Hof Den Haag oordeelt dat de rechtbank terecht voorbij is gegaan aan het aanbod van de heer X om hem als getuige onder ede te horen. Er is namelijk geen wettelijke voorziening die het horen van een partij als getuige mogelijk maakt.

De heer X is werkzaam bij Stichting A. In zijn IB-aangifte over 2011 claimt X een persoonsgebonden aftrek van in totaal € 30.970. Daarvan heeft € 12.379 betrekking op specifieke zorgkosten en € 18.591 op scholingsuitgaven. Het grootste deel van die kosten en uitgaven is volgens X contant in het buitenland betaald. In geschil is of dat deel terecht door de inspecteur is gecorrigeerd. Volgens Rechtbank Den Haag is het beroep van X in zoverre ongegrond. De buitenlandse kosten en uitgaven maakt X – ondanks de aanwezigheid van betalingsbewijzen – niet aannemelijk.
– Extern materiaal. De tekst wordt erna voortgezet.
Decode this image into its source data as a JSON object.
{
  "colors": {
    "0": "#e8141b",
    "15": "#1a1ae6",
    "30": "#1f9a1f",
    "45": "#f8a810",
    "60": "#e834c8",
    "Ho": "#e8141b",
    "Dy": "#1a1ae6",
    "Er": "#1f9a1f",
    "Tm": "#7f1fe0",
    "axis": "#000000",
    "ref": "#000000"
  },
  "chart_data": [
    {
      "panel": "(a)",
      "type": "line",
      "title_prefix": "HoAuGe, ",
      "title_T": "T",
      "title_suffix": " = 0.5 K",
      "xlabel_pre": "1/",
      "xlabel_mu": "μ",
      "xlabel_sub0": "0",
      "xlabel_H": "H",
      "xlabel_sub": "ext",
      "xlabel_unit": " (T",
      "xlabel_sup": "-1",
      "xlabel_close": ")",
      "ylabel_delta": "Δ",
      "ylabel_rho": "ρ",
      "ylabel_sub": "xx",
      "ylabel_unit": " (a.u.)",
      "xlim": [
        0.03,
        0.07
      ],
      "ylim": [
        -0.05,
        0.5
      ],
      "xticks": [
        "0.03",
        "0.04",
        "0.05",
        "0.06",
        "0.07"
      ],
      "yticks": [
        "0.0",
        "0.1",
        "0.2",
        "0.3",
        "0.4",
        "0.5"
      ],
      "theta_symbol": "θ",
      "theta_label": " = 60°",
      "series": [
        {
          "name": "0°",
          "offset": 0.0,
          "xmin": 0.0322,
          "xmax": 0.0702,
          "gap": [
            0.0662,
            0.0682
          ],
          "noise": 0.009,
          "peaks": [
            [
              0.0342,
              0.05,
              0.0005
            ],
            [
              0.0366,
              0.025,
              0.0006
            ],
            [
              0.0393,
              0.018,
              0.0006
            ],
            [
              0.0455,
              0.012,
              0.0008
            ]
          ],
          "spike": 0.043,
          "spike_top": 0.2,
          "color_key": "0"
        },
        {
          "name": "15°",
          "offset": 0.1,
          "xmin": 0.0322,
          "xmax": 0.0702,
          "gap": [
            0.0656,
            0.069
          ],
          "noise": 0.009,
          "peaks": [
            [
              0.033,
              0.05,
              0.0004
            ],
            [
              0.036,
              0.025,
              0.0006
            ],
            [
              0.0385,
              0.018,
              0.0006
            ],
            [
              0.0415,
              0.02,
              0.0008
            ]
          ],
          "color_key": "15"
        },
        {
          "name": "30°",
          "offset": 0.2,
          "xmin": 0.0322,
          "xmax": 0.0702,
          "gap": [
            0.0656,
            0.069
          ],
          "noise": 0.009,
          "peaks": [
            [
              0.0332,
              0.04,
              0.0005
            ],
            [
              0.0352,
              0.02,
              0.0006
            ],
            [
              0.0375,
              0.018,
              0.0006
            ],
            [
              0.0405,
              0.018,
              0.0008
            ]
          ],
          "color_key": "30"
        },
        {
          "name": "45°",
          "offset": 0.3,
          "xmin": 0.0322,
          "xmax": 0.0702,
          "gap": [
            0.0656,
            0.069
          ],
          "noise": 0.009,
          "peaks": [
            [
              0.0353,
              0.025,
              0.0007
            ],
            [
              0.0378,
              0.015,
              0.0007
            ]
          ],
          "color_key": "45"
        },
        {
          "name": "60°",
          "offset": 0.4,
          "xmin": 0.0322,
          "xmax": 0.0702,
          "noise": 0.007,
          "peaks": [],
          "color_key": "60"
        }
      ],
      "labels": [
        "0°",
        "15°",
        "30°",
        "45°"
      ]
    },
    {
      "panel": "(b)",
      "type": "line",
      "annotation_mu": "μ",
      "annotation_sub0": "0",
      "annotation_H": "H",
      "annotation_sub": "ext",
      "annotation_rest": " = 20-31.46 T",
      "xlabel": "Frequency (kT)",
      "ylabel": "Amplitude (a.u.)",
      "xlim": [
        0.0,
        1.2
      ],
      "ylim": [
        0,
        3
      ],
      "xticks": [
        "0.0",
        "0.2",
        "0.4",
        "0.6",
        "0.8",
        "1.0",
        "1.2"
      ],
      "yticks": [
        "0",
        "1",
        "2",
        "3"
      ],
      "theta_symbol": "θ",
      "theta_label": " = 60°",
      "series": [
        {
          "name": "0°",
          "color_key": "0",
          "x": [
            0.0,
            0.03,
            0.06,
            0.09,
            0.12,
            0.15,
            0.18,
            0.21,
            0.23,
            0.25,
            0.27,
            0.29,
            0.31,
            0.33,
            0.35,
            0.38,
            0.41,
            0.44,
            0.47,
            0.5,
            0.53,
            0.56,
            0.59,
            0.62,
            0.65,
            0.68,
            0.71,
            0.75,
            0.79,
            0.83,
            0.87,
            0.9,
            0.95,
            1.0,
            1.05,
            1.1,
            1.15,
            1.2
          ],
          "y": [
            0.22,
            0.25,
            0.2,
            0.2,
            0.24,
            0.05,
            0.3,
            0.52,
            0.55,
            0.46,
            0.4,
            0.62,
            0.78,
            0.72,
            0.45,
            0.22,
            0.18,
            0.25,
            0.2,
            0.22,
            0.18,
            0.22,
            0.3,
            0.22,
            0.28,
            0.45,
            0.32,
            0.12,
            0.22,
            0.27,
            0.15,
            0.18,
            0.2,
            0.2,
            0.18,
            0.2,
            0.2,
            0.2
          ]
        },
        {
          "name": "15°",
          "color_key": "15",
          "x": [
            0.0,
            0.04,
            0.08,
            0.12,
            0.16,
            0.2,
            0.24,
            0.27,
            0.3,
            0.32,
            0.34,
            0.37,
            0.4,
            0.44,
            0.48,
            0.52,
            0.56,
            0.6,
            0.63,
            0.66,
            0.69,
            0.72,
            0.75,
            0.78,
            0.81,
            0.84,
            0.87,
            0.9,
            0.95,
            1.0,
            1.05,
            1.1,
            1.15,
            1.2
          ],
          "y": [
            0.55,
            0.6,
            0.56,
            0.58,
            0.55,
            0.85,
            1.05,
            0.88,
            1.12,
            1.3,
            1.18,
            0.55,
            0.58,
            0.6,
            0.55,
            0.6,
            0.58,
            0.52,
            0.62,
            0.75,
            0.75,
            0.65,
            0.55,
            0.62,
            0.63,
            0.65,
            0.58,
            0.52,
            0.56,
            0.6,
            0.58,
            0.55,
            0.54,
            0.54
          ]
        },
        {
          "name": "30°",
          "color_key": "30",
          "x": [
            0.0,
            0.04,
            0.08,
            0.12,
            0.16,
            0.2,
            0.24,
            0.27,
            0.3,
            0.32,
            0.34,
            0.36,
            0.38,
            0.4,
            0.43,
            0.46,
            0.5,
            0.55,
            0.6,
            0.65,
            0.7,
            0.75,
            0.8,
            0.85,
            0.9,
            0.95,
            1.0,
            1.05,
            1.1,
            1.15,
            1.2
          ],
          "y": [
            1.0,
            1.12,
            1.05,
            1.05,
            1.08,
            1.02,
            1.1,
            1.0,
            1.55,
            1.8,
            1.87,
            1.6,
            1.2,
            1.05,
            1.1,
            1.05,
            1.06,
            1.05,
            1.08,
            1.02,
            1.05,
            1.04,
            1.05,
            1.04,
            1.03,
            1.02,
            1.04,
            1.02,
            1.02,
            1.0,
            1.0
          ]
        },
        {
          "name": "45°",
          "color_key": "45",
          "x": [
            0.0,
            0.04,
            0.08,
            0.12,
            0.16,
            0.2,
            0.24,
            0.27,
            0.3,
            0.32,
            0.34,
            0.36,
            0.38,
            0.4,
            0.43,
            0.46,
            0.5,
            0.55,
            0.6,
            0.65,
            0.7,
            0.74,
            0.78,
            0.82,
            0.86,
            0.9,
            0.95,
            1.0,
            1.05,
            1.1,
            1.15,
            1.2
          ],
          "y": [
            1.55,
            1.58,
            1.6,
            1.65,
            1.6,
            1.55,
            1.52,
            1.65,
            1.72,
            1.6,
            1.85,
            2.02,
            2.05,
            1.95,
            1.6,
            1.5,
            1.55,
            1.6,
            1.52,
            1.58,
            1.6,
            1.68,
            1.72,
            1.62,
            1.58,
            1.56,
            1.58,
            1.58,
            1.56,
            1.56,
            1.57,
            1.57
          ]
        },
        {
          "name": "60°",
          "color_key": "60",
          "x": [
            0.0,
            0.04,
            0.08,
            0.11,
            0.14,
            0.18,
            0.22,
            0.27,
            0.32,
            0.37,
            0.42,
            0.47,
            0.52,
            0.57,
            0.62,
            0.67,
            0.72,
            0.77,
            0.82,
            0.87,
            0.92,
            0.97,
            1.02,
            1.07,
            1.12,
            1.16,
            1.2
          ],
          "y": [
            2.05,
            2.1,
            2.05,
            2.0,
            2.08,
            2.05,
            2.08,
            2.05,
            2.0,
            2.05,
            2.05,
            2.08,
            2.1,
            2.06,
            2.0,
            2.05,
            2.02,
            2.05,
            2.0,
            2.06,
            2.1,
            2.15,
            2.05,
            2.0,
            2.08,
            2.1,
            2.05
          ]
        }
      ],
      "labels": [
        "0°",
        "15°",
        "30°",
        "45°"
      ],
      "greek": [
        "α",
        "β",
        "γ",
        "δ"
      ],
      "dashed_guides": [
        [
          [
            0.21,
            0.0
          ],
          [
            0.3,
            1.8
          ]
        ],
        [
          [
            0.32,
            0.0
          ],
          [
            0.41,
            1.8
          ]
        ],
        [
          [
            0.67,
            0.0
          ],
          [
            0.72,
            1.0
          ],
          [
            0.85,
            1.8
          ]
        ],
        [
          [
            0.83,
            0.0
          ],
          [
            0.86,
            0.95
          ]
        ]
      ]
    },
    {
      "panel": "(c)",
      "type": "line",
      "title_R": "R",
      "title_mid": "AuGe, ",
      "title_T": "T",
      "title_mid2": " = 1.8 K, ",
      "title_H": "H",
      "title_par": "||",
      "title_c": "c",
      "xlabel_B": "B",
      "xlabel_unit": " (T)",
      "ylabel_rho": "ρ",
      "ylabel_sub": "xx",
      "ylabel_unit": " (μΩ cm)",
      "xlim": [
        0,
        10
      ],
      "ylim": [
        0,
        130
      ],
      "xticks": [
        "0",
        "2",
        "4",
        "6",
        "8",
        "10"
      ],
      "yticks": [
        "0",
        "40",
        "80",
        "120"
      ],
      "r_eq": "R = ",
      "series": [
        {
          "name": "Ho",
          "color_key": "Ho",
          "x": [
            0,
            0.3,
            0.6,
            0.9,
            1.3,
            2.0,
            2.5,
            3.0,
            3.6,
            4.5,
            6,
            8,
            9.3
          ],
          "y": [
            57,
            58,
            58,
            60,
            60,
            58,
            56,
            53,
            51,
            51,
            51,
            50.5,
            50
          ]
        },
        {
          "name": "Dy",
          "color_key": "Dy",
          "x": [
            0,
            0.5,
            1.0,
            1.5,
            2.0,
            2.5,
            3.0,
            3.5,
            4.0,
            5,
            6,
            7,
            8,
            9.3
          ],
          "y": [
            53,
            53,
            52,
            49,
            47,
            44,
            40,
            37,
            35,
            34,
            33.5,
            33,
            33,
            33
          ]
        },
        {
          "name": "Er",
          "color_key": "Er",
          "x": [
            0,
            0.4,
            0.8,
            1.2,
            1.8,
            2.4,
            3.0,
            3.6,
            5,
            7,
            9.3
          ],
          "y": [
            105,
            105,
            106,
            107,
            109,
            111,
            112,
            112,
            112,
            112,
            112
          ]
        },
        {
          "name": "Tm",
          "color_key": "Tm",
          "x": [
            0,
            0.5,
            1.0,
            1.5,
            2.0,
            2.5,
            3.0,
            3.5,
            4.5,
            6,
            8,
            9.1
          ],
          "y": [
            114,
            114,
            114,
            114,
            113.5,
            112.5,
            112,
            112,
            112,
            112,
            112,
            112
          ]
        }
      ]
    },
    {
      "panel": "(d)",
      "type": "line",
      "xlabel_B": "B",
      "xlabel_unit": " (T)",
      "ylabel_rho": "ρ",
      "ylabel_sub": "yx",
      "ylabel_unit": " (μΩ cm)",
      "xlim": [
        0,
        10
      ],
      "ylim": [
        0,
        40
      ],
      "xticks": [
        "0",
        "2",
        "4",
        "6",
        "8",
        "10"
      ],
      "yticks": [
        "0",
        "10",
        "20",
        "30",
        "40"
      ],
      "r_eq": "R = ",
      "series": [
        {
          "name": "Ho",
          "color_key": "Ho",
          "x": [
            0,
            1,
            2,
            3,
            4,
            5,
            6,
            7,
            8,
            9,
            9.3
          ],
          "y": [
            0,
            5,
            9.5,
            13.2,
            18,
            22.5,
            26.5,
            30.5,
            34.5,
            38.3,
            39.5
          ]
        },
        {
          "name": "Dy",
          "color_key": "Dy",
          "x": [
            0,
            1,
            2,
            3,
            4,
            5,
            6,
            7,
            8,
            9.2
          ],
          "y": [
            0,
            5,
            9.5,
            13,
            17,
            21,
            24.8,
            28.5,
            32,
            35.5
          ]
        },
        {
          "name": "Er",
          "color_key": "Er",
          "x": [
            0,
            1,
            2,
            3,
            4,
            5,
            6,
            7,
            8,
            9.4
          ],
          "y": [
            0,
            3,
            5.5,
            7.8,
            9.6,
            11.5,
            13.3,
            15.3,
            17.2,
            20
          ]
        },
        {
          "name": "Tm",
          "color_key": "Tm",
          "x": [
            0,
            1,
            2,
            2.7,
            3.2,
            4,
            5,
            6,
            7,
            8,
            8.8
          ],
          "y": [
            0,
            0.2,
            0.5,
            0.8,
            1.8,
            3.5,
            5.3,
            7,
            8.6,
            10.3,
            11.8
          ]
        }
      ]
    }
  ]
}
Zo is het onwaarschijnlijk dat X de kosten van zijn ziekenhuisopname aldaar contant zou hebben betaald, Dit heeft ook te gelden ten aanzien van de kosten voor zijn promotieonderzoek. De aanslag wordt verminderd tot een belastbaar inkomen uit werk en woning van € 42.116. X gaat in hoger beroep.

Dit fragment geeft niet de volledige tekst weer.